Zhenmei ergueu levemente o rosto, vendo em Mestra An um olhar de bondade, diferente do que diziam as meninas do vilarejo sobre as professoras serem severas e rudes. Sentiu simpatia e respondeu com doçura: “Mestra An, sei contar, consigo até vinte, devagar posso ir até cem.”
Enquanto falava, instintivamente começou a contar nos dedos, mas percebeu o erro e rapidamente os recolheu, deixando as mãos ao lado do corpo, nervosa.
Fuguang, ao observar a mudança de atitude, sorriu discretamente.
Mestra An tosquiou: “Conte para mim, até vinte.”
Zhenmei pensou que era até “vinte e oito”, e após vinte começou a se atrapalhar, deixando Mestra An com uma expressão estranha, até perceber que a culpa era sua por ter falado de modo ambíguo. Depois perguntou se ela sabia ler ou escrever, registrou o nome de Zhenmei, e como não sabia o sobrenome, escreveu “Huang”.
Mestra An viu que ainda faltava algum tempo para o almoço, perguntou se Zhenmei precisava preparar algo, mas a menina negou, ansiosa por dar uma “surpresa” aos colegas da vila. Mestra An a levou para a escola, sentou-a nos fundos.
De fato, a chegada de Zhenmei atraiu a atenção das meninas da vila. Zhenmei estava muito satisfeita; antes, as garotas se gabavam de estudar, zombando dela por ser de origem servil e não ter direito à escola. Talvez elas nem entendessem o peso dessas palavras, apenas repetiam o que ouviam dos pais, mas sabiam que eram palavras que magoavam. Agora, finalmente estava na escola, queria ver se ainda iriam zombar dela!
Fuguang, mexendo no braseiro, esperou Mestra An retornar. Com olhos agudos, percebeu que estavam sozinhos na pequena sala de descanso, então tirou um sapato feminino do bolso e perguntou: “Mãe, este é o sapato que usei como prova quando fui à Vila das Duas Capelas com o irmão Mo.

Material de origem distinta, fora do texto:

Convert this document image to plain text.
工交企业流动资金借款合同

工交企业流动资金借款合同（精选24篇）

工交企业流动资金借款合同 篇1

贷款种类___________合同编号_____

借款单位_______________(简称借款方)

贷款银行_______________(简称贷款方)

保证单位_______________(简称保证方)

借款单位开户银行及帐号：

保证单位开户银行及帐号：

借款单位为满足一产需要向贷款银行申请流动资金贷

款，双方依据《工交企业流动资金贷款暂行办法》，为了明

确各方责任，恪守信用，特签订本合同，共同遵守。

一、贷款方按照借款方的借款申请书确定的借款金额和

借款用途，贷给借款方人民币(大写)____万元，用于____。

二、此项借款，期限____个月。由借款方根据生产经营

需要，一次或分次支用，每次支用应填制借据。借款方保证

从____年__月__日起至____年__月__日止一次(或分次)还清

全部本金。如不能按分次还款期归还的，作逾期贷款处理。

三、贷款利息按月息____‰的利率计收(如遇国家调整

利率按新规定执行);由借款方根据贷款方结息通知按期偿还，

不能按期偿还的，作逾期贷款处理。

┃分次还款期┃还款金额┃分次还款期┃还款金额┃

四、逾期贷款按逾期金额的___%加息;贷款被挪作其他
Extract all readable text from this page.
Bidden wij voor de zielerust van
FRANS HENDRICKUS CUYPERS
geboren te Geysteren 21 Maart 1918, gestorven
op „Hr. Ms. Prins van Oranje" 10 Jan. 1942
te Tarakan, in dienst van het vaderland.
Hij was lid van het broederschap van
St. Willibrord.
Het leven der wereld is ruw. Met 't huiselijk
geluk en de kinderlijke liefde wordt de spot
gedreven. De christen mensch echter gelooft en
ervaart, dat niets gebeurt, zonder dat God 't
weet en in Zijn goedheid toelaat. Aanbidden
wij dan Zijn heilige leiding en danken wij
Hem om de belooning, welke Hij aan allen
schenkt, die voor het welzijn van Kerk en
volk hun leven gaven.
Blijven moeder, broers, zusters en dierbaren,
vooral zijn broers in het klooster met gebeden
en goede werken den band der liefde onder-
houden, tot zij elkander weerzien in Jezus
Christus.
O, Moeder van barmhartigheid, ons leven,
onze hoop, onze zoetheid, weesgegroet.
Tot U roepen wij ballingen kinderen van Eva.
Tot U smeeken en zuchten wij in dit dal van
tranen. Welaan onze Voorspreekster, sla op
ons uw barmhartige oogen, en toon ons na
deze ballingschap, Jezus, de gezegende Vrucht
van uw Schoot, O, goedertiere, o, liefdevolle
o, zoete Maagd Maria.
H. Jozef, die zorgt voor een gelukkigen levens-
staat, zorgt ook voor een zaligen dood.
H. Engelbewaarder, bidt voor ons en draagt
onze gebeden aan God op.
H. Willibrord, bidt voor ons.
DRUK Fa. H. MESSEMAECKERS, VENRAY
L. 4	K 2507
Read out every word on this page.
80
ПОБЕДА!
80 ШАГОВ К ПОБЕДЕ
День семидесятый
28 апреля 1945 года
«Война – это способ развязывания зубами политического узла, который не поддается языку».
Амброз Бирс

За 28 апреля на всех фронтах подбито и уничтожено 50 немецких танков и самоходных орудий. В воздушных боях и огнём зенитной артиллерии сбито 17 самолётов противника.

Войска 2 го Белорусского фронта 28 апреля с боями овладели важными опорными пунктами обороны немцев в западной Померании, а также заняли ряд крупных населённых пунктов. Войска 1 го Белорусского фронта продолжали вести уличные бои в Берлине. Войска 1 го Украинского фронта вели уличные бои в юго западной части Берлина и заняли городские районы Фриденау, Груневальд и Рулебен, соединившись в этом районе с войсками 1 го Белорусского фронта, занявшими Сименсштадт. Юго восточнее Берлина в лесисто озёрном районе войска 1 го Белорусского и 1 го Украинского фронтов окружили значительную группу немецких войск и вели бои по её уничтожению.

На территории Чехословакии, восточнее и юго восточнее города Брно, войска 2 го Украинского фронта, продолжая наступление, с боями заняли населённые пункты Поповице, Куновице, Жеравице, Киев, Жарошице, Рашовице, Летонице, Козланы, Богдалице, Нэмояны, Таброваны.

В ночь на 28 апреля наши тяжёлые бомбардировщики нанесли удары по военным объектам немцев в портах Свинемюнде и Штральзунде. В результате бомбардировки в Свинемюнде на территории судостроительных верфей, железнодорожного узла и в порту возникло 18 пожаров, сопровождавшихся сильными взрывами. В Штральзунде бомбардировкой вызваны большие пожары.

Nestes dias, investiguei os roubos na vila e suspeito que há um cúmplice interno. Mas este sapato virou um problema.”
Fuguang ponderou as palavras, pois era um assunto oficial e não podia revelar tudo, mencionando apenas o necessário, sem dizer quem suspeitava.
Mestra An pegou o sapato, examinou: “É só um sapato comum de mulher, qual o problema?”
“Justamente por ser comum é complicado. Na vila, muitas mulheres têm o pé grande, e observei que pelo menos umas vinte têm o mesmo tamanho...”, ao falar isso, Fuguang ficou vermelho, desviou o olhar, e num tom mais baixo disse, “Mãe, você entende mais de costura, veja se encontra alguma diferença.”
Mestra An sorriu, olhando para o filho, até que o rosto dele ficou ruborizado, então concentrou-se, analisando o sapato com atenção.
Fuguang, lembrando que o sapato havia caído no poço, achou desconfortável vê-lo nas mãos da mãe, mas conteve-se e não revelou o fato.